Распутин наш. 1917 - Сергей Александрович Васильев
Шрифт:
Интервал:
Закладка:
– Мне почему-то их не жаль, – произнёс генерал Едрихин, сменивший французский псевдоним “Вандам” на свою исконную фамилию. – Глядя на современных демократов, проникаешься симпатией к диктаторам.
– Бог с ними, – Клембовский уселся в кресло и достал портсигар. – Обидно, что империя рушится из-за пошлого мздоимства, а не ввиду непреодолимой силы вражеского нашествия.
– Проблемы начинаются не тогда, когда чиновники воруют и берут взятки, – возразил Потапов, – а когда они больше ничего не умеют, кроме как воровать и брать взятки.
– Чиновники – это не государь, – заметил Клембовский.
– Уважаемый Владислав Наполеонович, позвольте напомнить содержание разговора начальника главного артиллерийского управления генерала Маниковского с самим императором. Николай II изволил сделать Алексею Алексеевичу замечание: «На вас жалуются, что вы стесняете самодеятельность общества при снабжении армии». Маниковский возразил: «Ваше величество, они и без того наживаются на поставке на 300 %, а бывали случаи, что получали даже более 1000 % барыша». Государь раздраженно махнул рукой: «Ну и пусть наживаются, лишь бы не воровали». Маниковский ещё пытался возражать: «Ваше величество, но это хуже воровства, это открытый грабеж». Но государь был непреклонен: «Все-таки не нужно раздражать общественное мнение».[98] Мы с вами только что узнали, в чьи карманы попала эта прибыль… Поэтому я не могу согласиться с вашим намёком на то, что царь – хороший, а бояре – плохие.
– Всегда уважал Алексея Алексеевича, – сменил тему Клембовский, – за смелость, энергию и прямоту. Когда я его спросил, что даёт ему силы не робеть при высочайших докладах и смело возражать государю, он рассказал мне притчу про Диогена. Во время скромного обеда к мудрецу подошёл другой философ, фаворит царя Аристипп, живший безбедно. “Научись угождать власти, и ты будешь есть не только чечевицу,” – сказал Аристипп. “Научись есть чечевицу, и тебе не придётся заискивать перед властью,” – ответил Диоген.
– Маниковский увлечён идеей Сталина о формировании армии нового типа, – вмешался в разговор Едрихин. – После распространения в войсках пресловутого приказа о выборности командиров и подчинении их солдатским комитетам, Петросовет предложил всем военным определиться – как жить дальше.
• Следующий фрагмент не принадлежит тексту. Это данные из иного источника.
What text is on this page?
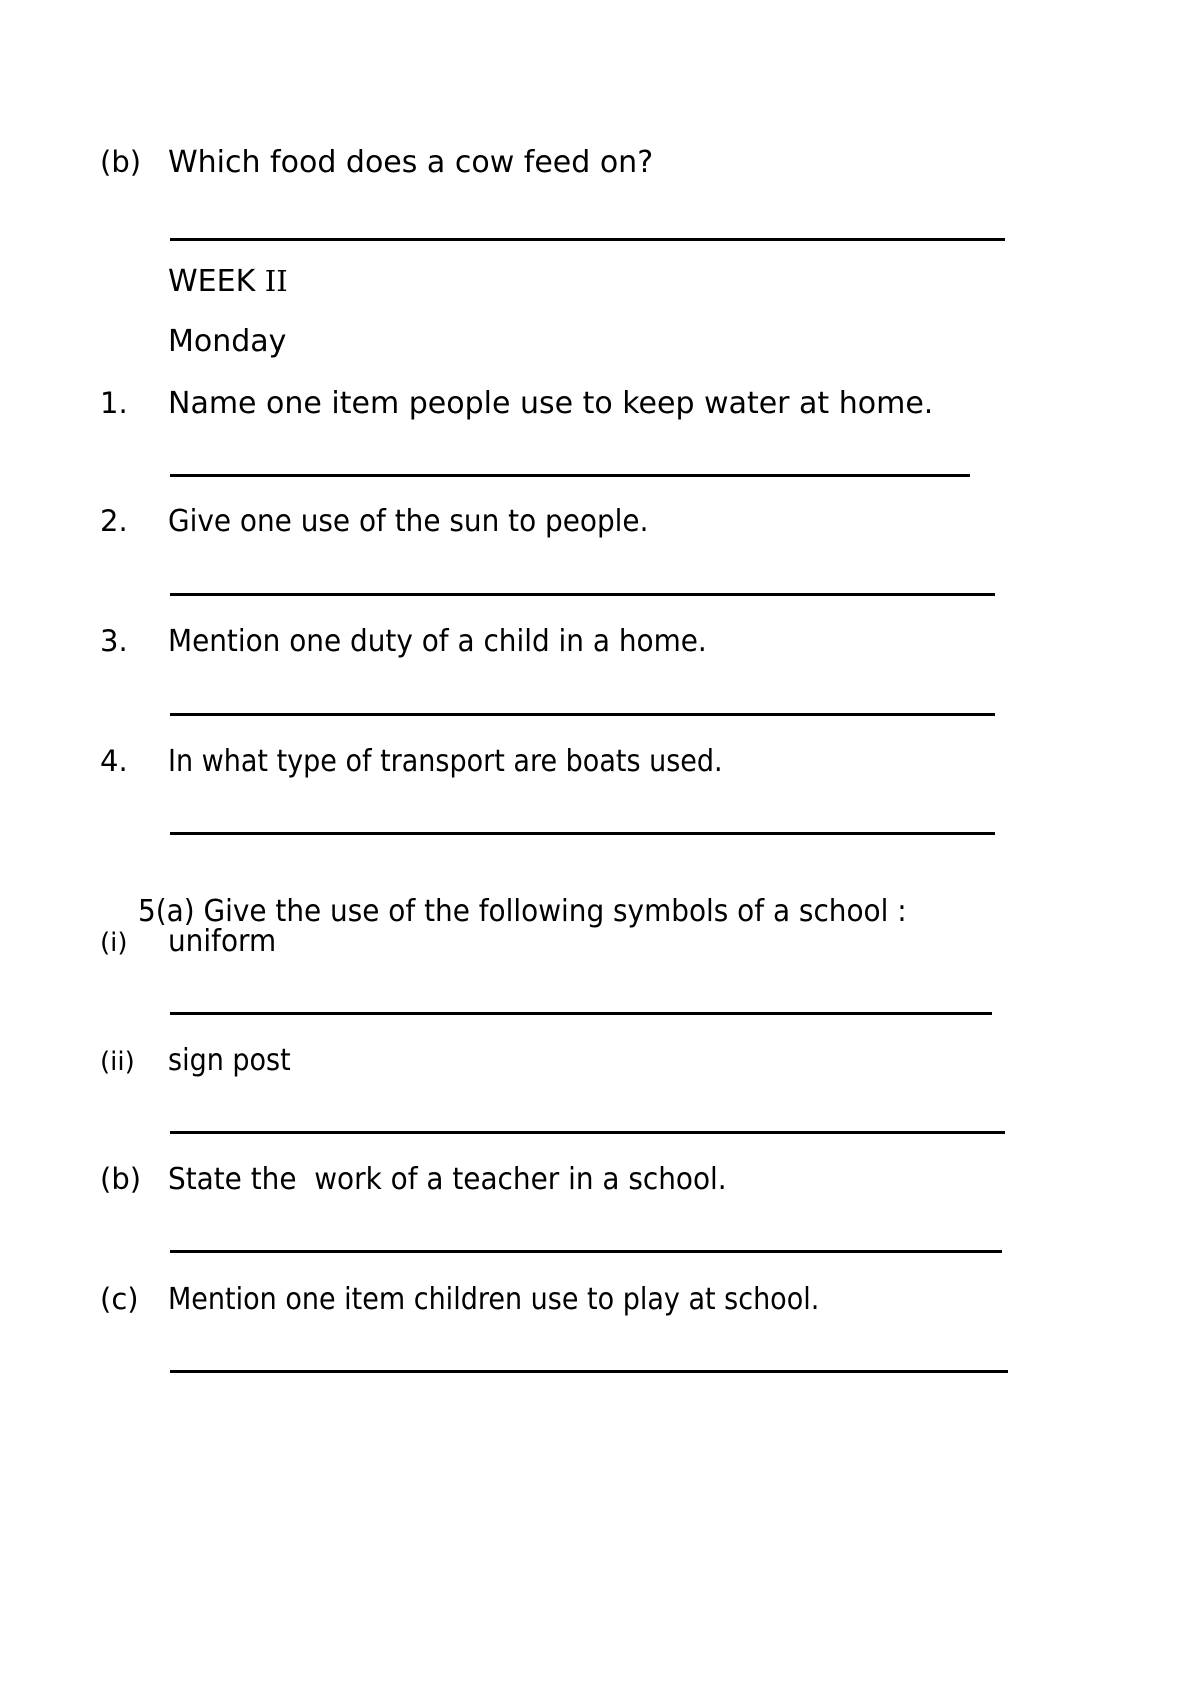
(b) Which food does a cow feed on?
WEEK II
Monday
1.	Name one item people use to keep water at home.
2.	Give one use of the sun to people.
3.	Mention one duty of a child in a home.
4.	In what type of transport are boats used.

5(a) Give the use of the following symbols of a school :

(i)	uniform
(ii)	sign post
(b) State the  work of a teacher in a school.
(c) Mention one item children use to play at school.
Если в соответствии с этим приказом, тогда отставка, и милости просим в территориальную революционную милицию, где выборность и самоуправление по примеру казацкого круга вполне допустимы и естественны. А кадровая армия должна сохранить всё лучшее, что накопила за столетия, в том числе единоначалие, но возродить суворовское уважение к нижним чинам. Вот Алексей Алексеевич и занимается формированием частей на добровольческой основе, где, как сказал товарищ Сталин, “офицер должен быть примером подвижничества и патриотизма”, руководствуясь правилом “делай, как я”, а не “делай, как я сказал”.
– В постановление Петросовета за подписью Сталина вместе с отменой титулования и запретом телесных наказаний из “Полкового учреждения” генералиссимуса[99] вписаны суворовские принципы обращения с солдатами, – кивнул Потапов.
– Браво! – Клембовский одобрительно кивнул, – давно пора. Не должен солдат смотреть на офицера, как каторжник на цепь, а офицер на солдата – как на вошь. А то сентенции Янушкевича, к нашему стыду, овладели штабными умами в Ставке.
– Какие сентенции, простите? – поинтересовался Едрихин.
– Владислав Наполеонович имеет ввиду личное письмо князя Кудашева Сазонову из Ставки, написанное в разгар отступления армии в 1915 году, – охотно пояснил Потапов. – Начальник Генерального Штаба генерал Янушкевич развивал перед Кудашевым идею, что “для остановки наступления Германии правительству необходимо призвать под ружье сразу полтора миллиона человек, чтобы одна часть людей, призываемая в первую очередь, для пополнения выбывших, обречена была вследствие своей необученности верной погибели. Но дала бы время остальным поучиться… Сперва вольются в строй 300.000 человек, которые и лягут костьми в первый же месяц. Через месяц появятся 300.000 человек слабо обученных, получивших месячное образование. Их заменят солдаты с 2-х месячным образованием и так далее. Так что материал солдатский будет все время улучшаться”.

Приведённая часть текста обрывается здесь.